Letter to the Editor
I wrote perhaps three years ago to my U.S. senators. Since then, one was literally hounded from office by multiple accusers claiming he was a serial groper. The other is currently a candidate for the presidency in 2020.
To be fair, I don’t recall if I got a “form” email back from either or both senators—I do know neither addressed the issue I raised at the national level. That issue was and is police brutality.
Not just police brutality as a function of generalized policing. I know that excessive police force affects the “larger community.” I know because for the better part of the last 25 years or more, I handled police misconduct cases in state and federal courts here in the upper Midwest.
And while I know that Whites, both male and female, are all too often victimized by unprofessional or brutal police acts, the most egregious instances of police misconduct are those faced by Black Americans and, specifically, African American men.
Many of these nationally reported instances, as our widespread access to video recordings now show, result in serious injuries; some seemingly unprovoked; with some leading to a fatal conclusion.
My communication to my senators was to urge them to begin to seek congressional hearings on this issue. The paradigm and historical analogy that is closest to this problem of police use of illegal or excessive force, including deadly force, would be to recall the days when Black Americans were killed extra-legally by lynchings. And in that era, there was a national call to address this scourge.
The deaths of Black Americans in suspicious or outright brutal circumstances has now become nauseatingly prevalent, yet we can count the number of officers who have been charged with crimes based on the deaths of Black Americans on our left hand. They are as rare as people carrying transistor radios in an age of bluetooth.

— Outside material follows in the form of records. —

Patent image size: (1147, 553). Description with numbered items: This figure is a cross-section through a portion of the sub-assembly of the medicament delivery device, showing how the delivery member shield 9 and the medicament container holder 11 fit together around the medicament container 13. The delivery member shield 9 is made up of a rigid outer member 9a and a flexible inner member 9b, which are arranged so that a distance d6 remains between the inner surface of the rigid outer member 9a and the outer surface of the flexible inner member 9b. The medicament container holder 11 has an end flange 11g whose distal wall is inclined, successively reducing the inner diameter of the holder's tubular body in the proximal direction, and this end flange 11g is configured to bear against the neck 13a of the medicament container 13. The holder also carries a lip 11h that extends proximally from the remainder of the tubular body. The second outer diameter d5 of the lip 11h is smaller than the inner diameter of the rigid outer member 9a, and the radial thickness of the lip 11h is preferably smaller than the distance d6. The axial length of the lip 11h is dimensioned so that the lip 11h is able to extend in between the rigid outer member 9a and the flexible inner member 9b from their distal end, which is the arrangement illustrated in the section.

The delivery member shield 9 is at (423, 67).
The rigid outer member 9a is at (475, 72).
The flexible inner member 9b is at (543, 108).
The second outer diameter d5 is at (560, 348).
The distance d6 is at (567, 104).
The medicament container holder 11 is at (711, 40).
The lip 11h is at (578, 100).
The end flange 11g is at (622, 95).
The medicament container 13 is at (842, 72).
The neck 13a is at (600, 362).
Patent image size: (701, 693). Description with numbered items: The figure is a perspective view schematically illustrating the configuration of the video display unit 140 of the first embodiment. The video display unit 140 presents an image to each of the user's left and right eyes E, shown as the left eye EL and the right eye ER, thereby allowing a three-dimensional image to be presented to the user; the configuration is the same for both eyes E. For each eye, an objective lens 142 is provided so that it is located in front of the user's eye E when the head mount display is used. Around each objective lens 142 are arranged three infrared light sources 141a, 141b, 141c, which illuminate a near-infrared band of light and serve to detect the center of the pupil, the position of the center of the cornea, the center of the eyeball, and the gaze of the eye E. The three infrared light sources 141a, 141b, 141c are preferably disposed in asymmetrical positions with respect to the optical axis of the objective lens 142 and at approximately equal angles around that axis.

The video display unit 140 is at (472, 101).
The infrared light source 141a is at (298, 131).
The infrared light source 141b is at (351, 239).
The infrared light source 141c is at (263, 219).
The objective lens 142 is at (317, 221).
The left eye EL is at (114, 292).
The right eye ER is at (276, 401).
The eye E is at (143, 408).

Yet, even now we see two dozens worth of Democratic presidential candidates, several from the U.S. Senate, a few from the House, and at least one Midwestern mayor. Yet none, to my knowledge, have called for a national forum to discuss this problem. None have called for congressional hearings or held a town hall on this “de jure” violence against African Americans that is always met with de facto blindness.
The major Senate and midterm elections should teach all Americans, especially Democrats, one thing about the nature of the 21st century American electorate: Democrats do not win without Black voter turnout.
Perhaps, the silence of the Democratic candidates on the issue of police brutality will be the same silence America will also hear on Election Day, 2020. It may be the silence of an unmotivated Black electorate.